A semiconductive resin composition that forms an external semiconductive layer on the outer periphery of an insulating layer that is crosslinked by a silane graft / water crosslinking method,
A base resin having an ethylene-vinyl acetate copolymer containing vinyl acetate and a propylene-olefin copolymer;
Conductive carbon black,
Have
The semiconductive resin composition, wherein the content of the vinyl acetate with respect to the base resin is 10% by mass or more and less than 25% by mass. The semiconductive resin composition according to claim 1, wherein the content of the propylene-olefin copolymer is 1 part by weight or more and 50 parts by weight or less when the base resin is 100 parts by weight. The semiconductive resin composition according to claim 1 or 2, wherein a content of the vinyl acetate with respect to the ethylene-vinyl acetate copolymer is 25% by mass or more and 50% by mass or less. The melt flow rate of the ethylene-vinyl acetate copolymer is 0.1 g / 10 min or more and 10 g / 10 min or less when the measurement temperature is 190 ° C. and the load is 2.16 kgf. The semiconductive resin composition according to any one of the above. The melt flow rate of the propylene-olefin copolymer is 1 g / 10 min or more and 20 g / 10 min or less when the measurement temperature is 190 ° C. and the load is 2.16 kgf. The semiconductive resin composition according to Item. The semiconductive resin composition according to claim 1, wherein the ethylene-vinyl acetate copolymer has a melting point of 50 ° C. or more and 100 ° C. or less. 7. The semiconductive resin composition according to claim 1, wherein the propylene-olefin copolymer has a melting point of 140 ° C. or higher and 180 ° C. or lower. Melting | fusing point is 100 degreeC or more and 180 degrees C or less, The semiconductive resin composition of any one of Claims 1-7 characterized by the above-mentioned. The semiconductive resin composition according to any one of claims 1 to 8, wherein the base resin contains polypropylene. 10. The semiconductive property according to claim 1, wherein the content of the carbon black is 10 parts by weight or more and 300 parts by weight or less when the base resin is 100 parts by weight. Resin composition. The semiconductive resin composition according to claim 1, wherein the insulating layer is made of crosslinked polyethylene.

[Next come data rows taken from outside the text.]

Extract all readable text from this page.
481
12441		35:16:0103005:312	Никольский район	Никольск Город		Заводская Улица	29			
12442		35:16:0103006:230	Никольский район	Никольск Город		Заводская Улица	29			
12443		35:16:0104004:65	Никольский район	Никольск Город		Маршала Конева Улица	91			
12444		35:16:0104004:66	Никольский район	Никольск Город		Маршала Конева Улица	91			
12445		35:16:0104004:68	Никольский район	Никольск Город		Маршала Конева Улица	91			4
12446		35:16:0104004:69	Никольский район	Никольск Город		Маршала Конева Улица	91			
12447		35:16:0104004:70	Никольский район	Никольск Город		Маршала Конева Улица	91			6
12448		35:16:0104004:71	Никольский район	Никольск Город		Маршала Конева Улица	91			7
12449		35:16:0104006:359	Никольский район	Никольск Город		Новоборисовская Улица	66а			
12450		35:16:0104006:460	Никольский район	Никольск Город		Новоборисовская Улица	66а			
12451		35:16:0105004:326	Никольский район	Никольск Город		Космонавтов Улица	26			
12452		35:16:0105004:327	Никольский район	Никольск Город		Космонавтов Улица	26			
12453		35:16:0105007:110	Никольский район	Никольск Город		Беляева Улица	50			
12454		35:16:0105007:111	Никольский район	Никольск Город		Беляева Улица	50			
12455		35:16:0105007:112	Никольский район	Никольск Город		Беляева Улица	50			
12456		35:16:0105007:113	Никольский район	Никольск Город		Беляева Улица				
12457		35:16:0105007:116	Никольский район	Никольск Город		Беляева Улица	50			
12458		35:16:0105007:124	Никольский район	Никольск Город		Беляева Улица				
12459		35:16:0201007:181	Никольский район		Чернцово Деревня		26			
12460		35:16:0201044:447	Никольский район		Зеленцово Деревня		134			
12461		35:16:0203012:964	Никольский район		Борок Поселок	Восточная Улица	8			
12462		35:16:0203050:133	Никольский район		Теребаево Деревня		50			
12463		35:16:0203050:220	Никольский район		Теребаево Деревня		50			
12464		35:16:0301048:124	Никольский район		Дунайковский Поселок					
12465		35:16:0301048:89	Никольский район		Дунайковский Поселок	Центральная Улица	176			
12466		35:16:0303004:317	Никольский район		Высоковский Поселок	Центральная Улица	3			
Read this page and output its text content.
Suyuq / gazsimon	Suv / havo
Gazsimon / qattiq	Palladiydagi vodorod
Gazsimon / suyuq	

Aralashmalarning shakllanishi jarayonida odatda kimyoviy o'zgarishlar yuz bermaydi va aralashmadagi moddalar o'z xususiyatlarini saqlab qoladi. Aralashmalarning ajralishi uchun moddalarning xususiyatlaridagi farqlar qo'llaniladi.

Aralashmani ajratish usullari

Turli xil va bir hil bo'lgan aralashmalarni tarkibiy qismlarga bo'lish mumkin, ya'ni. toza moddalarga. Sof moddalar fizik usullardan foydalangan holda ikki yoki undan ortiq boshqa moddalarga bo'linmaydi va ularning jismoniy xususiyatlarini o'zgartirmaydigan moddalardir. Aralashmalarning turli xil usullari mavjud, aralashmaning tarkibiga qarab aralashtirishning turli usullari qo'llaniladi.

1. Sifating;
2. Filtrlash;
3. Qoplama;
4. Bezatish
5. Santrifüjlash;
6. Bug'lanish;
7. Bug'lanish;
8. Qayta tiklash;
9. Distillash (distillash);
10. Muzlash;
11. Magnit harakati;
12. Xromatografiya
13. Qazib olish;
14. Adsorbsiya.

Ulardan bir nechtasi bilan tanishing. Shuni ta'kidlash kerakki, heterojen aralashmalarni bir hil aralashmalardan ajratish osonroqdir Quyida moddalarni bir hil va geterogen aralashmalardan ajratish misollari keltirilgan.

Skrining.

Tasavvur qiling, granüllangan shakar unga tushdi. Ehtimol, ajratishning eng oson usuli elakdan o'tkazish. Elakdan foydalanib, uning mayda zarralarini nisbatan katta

Conductors,
An internal semiconductive layer provided to cover the outer periphery of the conductor;
An insulating layer provided so as to cover the outer periphery of the inner semiconductive layer, and crosslinked by a silane graft / water crosslinking method;
An external semiconductive layer provided to cover the outer periphery of the insulating layer;
Have
The said external semiconductive layer is formed with the semiconductive resin composition of any one of Claims 1-11, The electric power cable characterized by the above-mentioned. Extrusion step of forming the cable intermediate by extruding the inner semiconductive layer, the insulating layer and the outer semiconductive layer from the inner side toward the outer side on the outer periphery of the conductor;
A winding step of winding the cable intermediate around a drum;
In a state where the cable intermediate is wound around the drum, a water crosslinking step of forming a power cable by crosslinking the insulating layer by a silane graft / water crosslinking method;
Have
In the extrusion process,
A base resin having an ethylene-vinyl acetate copolymer and a propylene-olefin copolymer containing vinyl acetate, and conductive carbon black, and the vinyl acetate content in the base resin is 10% by mass The method for producing a power cable, wherein the external semiconductive layer is formed using a semiconductive resin composition having a content of less than 25% by mass. In the water crosslinking step,
The method of manufacturing a power cable according to claim 13, wherein the cable intermediate is exposed to an atmosphere of 70 ° C to 100 ° C and 80% RH to 95% RH.